Wenn man in sich ruhen kann, weil man sich der Liebe des Anderen gewiss sein kann, dann beginnt sie zu fliessen – die Achtsamkeit, die immer das Wohl des Nächsten will, der Nächsten, der Herrin, die so viel über mich weiss, und mir in allem eine Freundin ist – gerade, weil sie mich auch führt, und leitet, und, ja, manchmal auch fordert.

Ich bin nicht der Mensch, der sich in seinem Alltag „unterbuttern“ lässt, aber es ist so unglaublich schön, jemanden zu kennen, der sich zutraut, mich in meiner ganzen Vielschichtigkeit zu erfassen und zu ergründen – und mich damit zu öffnen, wie sich eine Blume öffnet, die endlich in Schönheit erblühen und sich der Sonne zeigen will.

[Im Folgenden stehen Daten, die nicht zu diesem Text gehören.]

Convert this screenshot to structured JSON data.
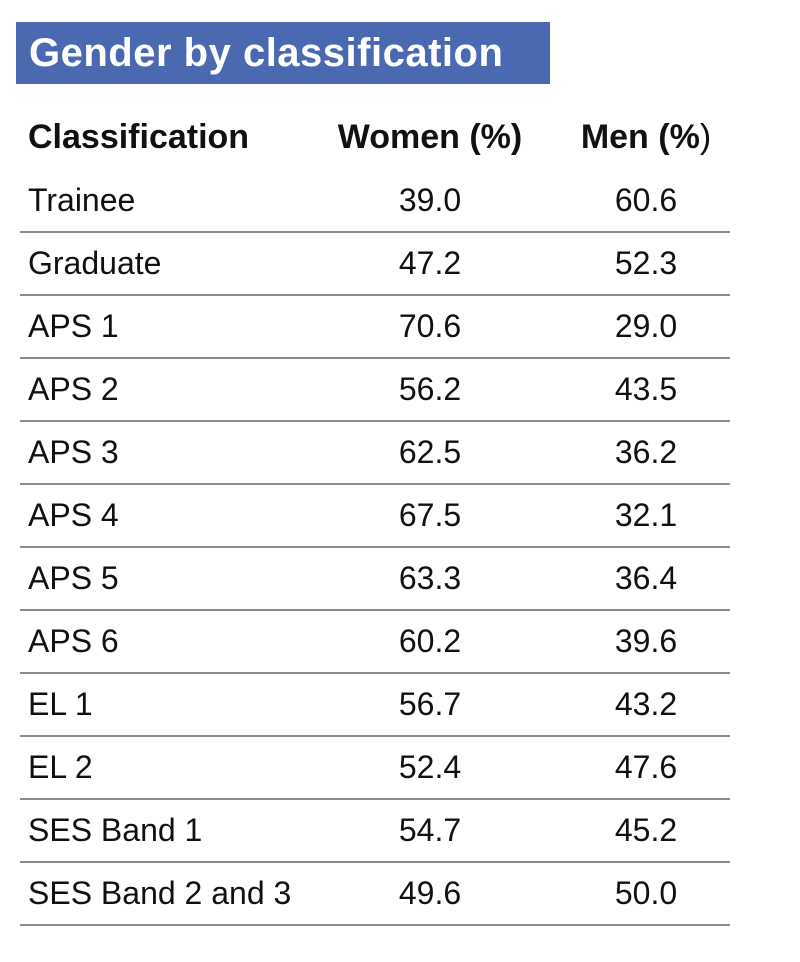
{
  "title": "Gender by classification",
  "colors": {
    "banner_bg": "#4a69b1",
    "banner_text": "#ffffff",
    "divider": "#8c8c8c",
    "text": "#111111",
    "background": "#ffffff"
  },
  "table": {
    "headers": {
      "classification": "Classification",
      "women": "Women (%)",
      "men_bold": "Men (%",
      "men_paren": ")"
    },
    "rows": [
      {
        "classification": "Trainee",
        "women": "39.0",
        "men": "60.6"
      },
      {
        "classification": "Graduate",
        "women": "47.2",
        "men": "52.3"
      },
      {
        "classification": "APS 1",
        "women": "70.6",
        "men": "29.0"
      },
      {
        "classification": "APS 2",
        "women": "56.2",
        "men": "43.5"
      },
      {
        "classification": "APS 3",
        "women": "62.5",
        "men": "36.2"
      },
      {
        "classification": "APS 4",
        "women": "67.5",
        "men": "32.1"
      },
      {
        "classification": "APS 5",
        "women": "63.3",
        "men": "36.4"
      },
      {
        "classification": "APS 6",
        "women": "60.2",
        "men": "39.6"
      },
      {
        "classification": "EL 1",
        "women": "56.7",
        "men": "43.2"
      },
      {
        "classification": "EL 2",
        "women": "52.4",
        "men": "47.6"
      },
      {
        "classification": "SES Band 1",
        "women": "54.7",
        "men": "45.2"
      },
      {
        "classification": "SES Band 2 and 3",
        "women": "49.6",
        "men": "50.0"
      }
    ]
  },
  "chart_data": {
    "type": "table",
    "title": "Gender by classification",
    "columns": [
      "Classification",
      "Women (%)",
      "Men (%)"
    ],
    "categories": [
      "Trainee",
      "Graduate",
      "APS 1",
      "APS 2",
      "APS 3",
      "APS 4",
      "APS 5",
      "APS 6",
      "EL 1",
      "EL 2",
      "SES Band 1",
      "SES Band 2 and 3"
    ],
    "series": [
      {
        "name": "Women (%)",
        "values": [
          39.0,
          47.2,
          70.6,
          56.2,
          62.5,
          67.5,
          63.3,
          60.2,
          56.7,
          52.4,
          54.7,
          49.6
        ]
      },
      {
        "name": "Men (%)",
        "values": [
          60.6,
          52.3,
          29.0,
          43.5,
          36.2,
          32.1,
          36.4,
          39.6,
          43.2,
          47.6,
          45.2,
          50.0
        ]
      }
    ],
    "layout": {
      "header_bold": true,
      "row_dividers": true,
      "grid": "horizontal-only",
      "legend_position": "none"
    }
  }
}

Ach, mein Traum, meine Herrin Isis, wie sehr will ich Euch glücklich sehen, wie sehr möchte ich meine Dankbarkeit dadurch zeigen, dass ich Euch immer erfassen kann. Ich möchte Zuhörer sein, Freund, Begleiter, und für Dich, Herrin Isis, sklave, Diener, Toy.

Wie sehr kann ich in all dem Mann sein! Erfüllt im Gefühl, meine Möglichkeiten, mein Partnersein, optimal einbringen und schenken zu können!

Domina-Elend

Austausch mit einer befreundeten Domina. Und wieder kommt sie zum Vorschein: Die Müdigkeit angesichts der vielen „Kontakte“, die versanden, nicht wahr genommen, gering geschätzt werden. Dieses ständige Auflaufen mit Angeboten, die scheinbar dankbar angenommen und dann in den Dreck gestossen werden…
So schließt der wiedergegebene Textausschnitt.